If the cord's plugs and sockets don't get warm during use you're OK for safety.

Popping circuit breakers are another issue.  
If the microwave is running when the fridge starts up the breaker might trip, depending on the breaker's trip "trip curve" or the fuse's "clearing time".  
Look at the nameplate current draw on each appliance.


----------



## breid1903 (Feb 26, 2010)

do you or anyone you care about sleep in this home? if so do not use the hot cord method of circuit testing. either hire a license or buy yourself an amprobe to test the circuits to see if they will handle the amperage. breid.............:banana::banana::banana:


----------



## Wuzzat? (Feb 26, 2010)

breid1903 said:


> the hot cord method


Now it has a name: HCM!  
Actually, it only checks plug/socket contact resistance.  
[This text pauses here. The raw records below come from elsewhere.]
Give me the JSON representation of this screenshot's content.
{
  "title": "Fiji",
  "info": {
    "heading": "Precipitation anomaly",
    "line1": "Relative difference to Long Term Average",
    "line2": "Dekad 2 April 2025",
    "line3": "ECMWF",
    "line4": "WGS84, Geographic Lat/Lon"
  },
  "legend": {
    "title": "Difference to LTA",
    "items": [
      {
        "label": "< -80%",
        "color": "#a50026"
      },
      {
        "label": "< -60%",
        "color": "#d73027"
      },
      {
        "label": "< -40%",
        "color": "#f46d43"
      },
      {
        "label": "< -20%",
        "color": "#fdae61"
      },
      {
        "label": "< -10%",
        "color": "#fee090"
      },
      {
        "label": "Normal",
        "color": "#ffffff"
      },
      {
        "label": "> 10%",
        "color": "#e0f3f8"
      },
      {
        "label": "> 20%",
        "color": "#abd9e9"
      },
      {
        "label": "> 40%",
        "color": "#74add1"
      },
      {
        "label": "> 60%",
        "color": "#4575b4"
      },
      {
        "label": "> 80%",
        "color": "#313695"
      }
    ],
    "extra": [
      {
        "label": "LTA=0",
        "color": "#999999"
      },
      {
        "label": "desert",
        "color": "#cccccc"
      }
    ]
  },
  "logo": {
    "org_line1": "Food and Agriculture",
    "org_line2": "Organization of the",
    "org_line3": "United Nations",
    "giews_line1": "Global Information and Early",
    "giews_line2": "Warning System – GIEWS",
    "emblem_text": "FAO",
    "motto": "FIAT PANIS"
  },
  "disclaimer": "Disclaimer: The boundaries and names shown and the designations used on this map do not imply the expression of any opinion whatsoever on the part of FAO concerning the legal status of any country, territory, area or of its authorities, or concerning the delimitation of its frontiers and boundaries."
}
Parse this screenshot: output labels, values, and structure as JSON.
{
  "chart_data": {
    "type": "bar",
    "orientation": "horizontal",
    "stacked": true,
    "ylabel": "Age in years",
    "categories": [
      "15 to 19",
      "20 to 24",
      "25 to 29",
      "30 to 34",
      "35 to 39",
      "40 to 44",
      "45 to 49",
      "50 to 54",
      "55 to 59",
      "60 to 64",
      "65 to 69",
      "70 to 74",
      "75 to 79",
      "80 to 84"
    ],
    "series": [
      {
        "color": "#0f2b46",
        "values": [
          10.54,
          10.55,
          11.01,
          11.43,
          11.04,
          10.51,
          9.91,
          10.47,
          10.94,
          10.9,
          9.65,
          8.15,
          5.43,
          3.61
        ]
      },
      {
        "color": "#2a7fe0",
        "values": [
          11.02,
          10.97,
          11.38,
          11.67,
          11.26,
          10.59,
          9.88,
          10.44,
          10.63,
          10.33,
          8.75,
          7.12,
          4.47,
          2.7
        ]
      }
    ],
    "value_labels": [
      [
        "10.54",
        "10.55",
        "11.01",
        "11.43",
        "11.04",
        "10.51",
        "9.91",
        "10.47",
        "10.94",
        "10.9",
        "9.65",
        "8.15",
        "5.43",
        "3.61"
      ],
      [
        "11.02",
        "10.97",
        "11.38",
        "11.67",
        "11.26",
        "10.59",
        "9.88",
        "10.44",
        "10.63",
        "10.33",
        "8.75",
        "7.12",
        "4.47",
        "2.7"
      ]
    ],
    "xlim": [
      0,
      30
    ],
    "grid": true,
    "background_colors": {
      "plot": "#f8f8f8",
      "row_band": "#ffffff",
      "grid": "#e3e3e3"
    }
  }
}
For a whole house elec. check all the way back to the pole t'former you need a DVM and a 10A load [like a hair dryer] and about 5 min per outlet.  
Or get Ideal's 65-165 tester; that thing will answer your questions before you even ask them.


----------



## breid1903 (Feb 26, 2010)

went to the ideal web site. searched for 65-165. there is nothing listed with those numbers. breid..............:banana::banana::banana:


----------



## Wuzzat? (Feb 26, 2010)

breid1903 said:


> went to the ideal web site. searched for 65-165. there is nothing listed with those numbers. breid..............:banana::banana::banana:


Yes, it's weird
[ame=http://www.google.com/search?client=safari&rls=en&q=%22we+use+the+Ideal+Model+65-165+circuit+analyzer%22&ie=UTF-8&oe=UTF-8]"we use the Ideal Model 65-165 circuit analyzer" - Google Search[/ame]

Maybe it's this
Problems with Ideal SureTest Circuit Analyzer #61-165 - InterNACHI Message Board
I know one of these gadgets was supposed to be able to test AFCIs by simulating an arc.

This type of memory
Semantic memory - Wikipedia, the free encyclopedia
is supposed to be more reliable than
Episodic memory - Wikipedia, the free encyclopedia

Maybe if I owned one I'd remember it better.


----------



## triple D (Feb 27, 2010)

It is most likely the three prong is a newer romex style wire. Plug in here with a 3-5' air conditioner rated cord.


----------